How to efficiently compare a block of memory to a single byte?

Asked 6/8, 2014 at 16:59 Answered 4/1 at 9:5

I'm trying to see if a struct came back as all 0xFF for the size of the struct.

memcmp seems like the obvious starting point, BUT I'd have to allocate a second memory block, populate it with 0xFF's. It just seems like a waste.

Does a standard function exist for this? Or should I just punt and iterate via a for loop?

Azalea answered 6/8, 2014 at 16:59 Comment(5)

you can try to compare by words. whether this is more efficient is something you have to measure. – Harborage 6/8, 2014 at 17:8

Depending on the size of the struct, statically allocating an instance filled with 0xFF (ie: let the compiler and loader do this once off), and using memcmp should allow for the best method as the compiler would be able to specialize for a known/constant size. – Africanist 6/8, 2014 at 17:30

With @Karoly on this. Make sure to test the first byte(s) "manually" if they are not aligned on a DWORD, divide the remaining by 4 (or 8, if your system can handle 64 bit words), and let it rip. Search for "optimized memory copy" for hints on this. – Cumings 6/8, 2014 at 17:30

Methinks some pointer arithmetic and masks should do the trick. Look out for struct packing and use sizeof. – Vancouver 6/8, 2014 at 18:25

See also HEKTO's C++ function over on Code Review. – Gymnasiarch 5/1 at 7:57

The most obvious solution here seems to be to simply loop over the size of the struct and compare it byte-by-byte.
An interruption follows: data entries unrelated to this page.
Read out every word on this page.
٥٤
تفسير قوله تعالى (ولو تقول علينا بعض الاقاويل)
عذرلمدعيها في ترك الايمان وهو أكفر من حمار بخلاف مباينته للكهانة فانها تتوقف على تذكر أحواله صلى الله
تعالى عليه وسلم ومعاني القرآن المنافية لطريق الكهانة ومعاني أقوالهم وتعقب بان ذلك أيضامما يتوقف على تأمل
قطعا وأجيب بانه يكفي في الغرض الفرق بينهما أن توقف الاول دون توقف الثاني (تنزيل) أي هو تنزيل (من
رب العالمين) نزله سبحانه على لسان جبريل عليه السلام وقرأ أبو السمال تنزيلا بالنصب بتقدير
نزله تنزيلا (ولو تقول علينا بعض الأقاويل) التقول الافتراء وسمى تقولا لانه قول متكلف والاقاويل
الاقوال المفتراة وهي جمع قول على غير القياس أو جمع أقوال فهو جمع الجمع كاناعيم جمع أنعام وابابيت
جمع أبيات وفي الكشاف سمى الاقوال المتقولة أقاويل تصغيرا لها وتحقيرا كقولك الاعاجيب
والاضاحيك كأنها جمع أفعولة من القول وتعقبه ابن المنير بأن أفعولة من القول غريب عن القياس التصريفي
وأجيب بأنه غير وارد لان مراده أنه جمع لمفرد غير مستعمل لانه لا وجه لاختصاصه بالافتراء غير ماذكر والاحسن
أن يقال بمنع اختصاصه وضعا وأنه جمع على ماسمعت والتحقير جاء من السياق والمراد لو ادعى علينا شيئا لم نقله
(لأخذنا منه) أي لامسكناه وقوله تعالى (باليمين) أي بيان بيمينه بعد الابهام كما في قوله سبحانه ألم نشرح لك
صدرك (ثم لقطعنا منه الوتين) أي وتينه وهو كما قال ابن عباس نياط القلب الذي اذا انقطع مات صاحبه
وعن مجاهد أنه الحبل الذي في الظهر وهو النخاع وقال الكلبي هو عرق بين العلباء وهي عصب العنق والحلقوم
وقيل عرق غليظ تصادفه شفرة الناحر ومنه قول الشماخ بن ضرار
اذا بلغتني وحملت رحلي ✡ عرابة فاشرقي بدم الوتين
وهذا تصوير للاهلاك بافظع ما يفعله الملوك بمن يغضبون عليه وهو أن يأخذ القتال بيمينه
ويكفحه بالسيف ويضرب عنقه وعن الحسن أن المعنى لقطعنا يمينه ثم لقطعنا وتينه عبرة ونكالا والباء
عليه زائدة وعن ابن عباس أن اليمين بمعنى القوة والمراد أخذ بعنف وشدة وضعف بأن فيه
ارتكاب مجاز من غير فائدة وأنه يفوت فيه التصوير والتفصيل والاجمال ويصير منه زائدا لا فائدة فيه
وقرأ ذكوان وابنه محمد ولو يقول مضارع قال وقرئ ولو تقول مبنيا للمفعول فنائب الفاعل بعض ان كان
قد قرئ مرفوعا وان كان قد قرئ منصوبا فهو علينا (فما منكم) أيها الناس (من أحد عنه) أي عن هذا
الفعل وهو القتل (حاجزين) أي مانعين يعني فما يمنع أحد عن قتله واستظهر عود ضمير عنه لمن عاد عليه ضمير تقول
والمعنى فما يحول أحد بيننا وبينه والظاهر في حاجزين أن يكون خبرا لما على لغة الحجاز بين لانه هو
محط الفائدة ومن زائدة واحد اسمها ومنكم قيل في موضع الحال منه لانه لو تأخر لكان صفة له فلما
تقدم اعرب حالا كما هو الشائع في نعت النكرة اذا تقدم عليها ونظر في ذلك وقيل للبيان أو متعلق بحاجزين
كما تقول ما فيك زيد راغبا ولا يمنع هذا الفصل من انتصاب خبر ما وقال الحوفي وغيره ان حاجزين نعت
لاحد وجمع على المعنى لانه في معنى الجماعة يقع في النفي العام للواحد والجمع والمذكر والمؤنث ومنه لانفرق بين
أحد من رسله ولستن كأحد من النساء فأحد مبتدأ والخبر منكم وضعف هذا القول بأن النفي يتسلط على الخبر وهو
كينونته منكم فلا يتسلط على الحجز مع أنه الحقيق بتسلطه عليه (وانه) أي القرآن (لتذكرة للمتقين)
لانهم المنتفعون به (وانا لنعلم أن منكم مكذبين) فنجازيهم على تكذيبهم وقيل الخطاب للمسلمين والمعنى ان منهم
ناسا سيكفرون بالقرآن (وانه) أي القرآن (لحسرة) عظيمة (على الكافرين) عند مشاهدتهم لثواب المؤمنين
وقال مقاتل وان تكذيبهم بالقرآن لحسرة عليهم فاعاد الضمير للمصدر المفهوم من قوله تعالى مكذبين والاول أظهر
The approach of allocating a block of 0xFF followed by memcmp should achieve the same with but a higher space complexity.
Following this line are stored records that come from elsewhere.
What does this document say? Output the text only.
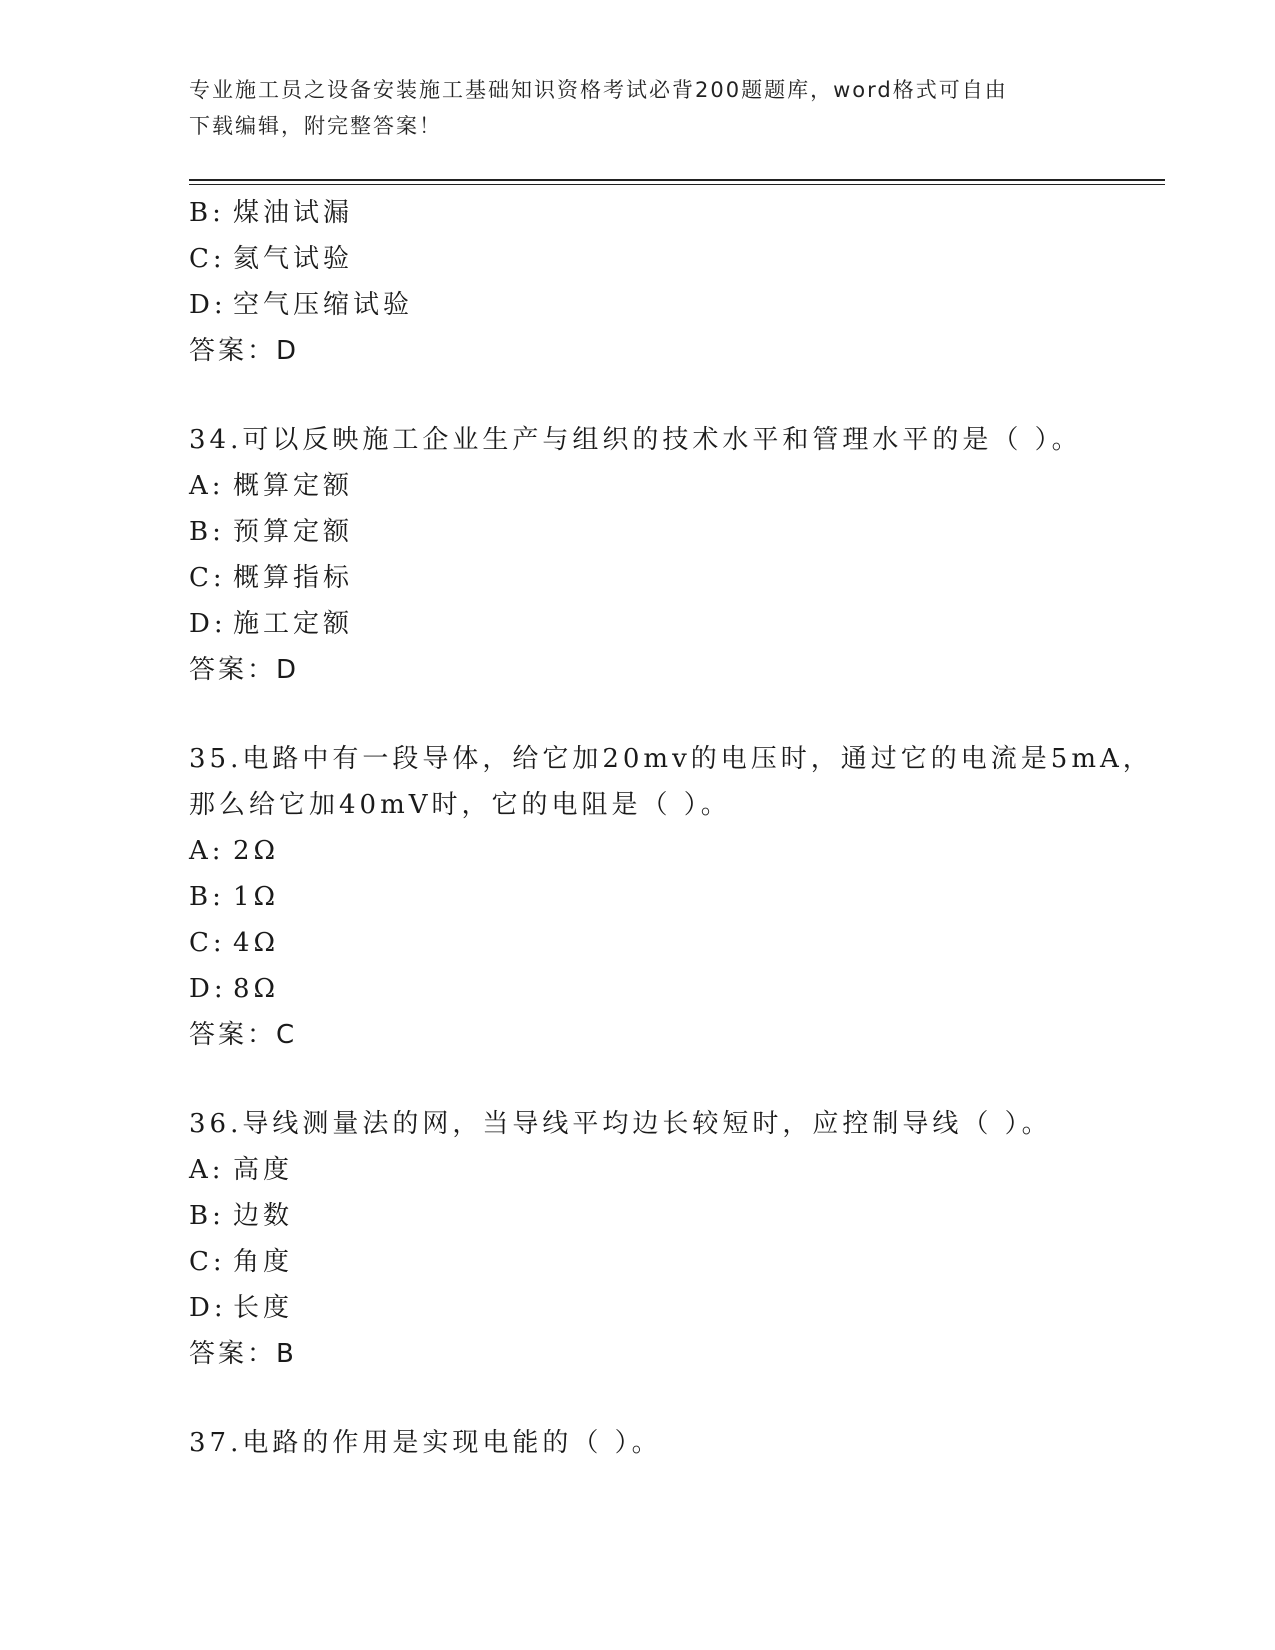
专业施工员之设备安装施工基础知识资格考试必背200题题库，word格式可自由
下载编辑，附完整答案！
B: 煤油试漏
C: 氦气试验
D: 空气压缩试验
答案：D
34.可以反映施工企业生产与组织的技术水平和管理水平的是（ ）。
A: 概算定额
B: 预算定额
C: 概算指标
D: 施工定额
答案：D
35.电路中有一段导体，给它加20mv的电压时，通过它的电流是5mA，
那么给它加40mV时，它的电阻是（ ）。
A: 2Ω
B: 1Ω
C: 4Ω
D: 8Ω
答案：C
36.导线测量法的网，当导线平均边长较短时，应控制导线（ ）。
A: 高度
B: 边数
C: 角度
D: 长度
答案：B
37.电路的作用是实现电能的（ ）。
Casals answered 6/8, 2014 at 17:17 Comment(0)

I know no standard function for this.

I don't think that memcmp is always the right choice (it needs twice the memory bandwith).

I would write an iteration (even a very naive one). Most compilers optimize that very well (when asked). So they probably unroll your loops and may do word compares (even if you coded a naive byte iteration).

You might code specialized openmp variants (at least on GCC). See http://openmp.org/

If the structure is big (e.g. dozens of kilobytes, because of the cost of GPGPU <-> RAM data copy) and if you have lot of development time to waste, consider perhaps OpenCL (in particular if you have specialized hardware supporting it, e.g. GPGPUs). It might never worth the cost (unless you do something -which does not require a lot of memory bandwidth- on the CPU while the GPGPU is working)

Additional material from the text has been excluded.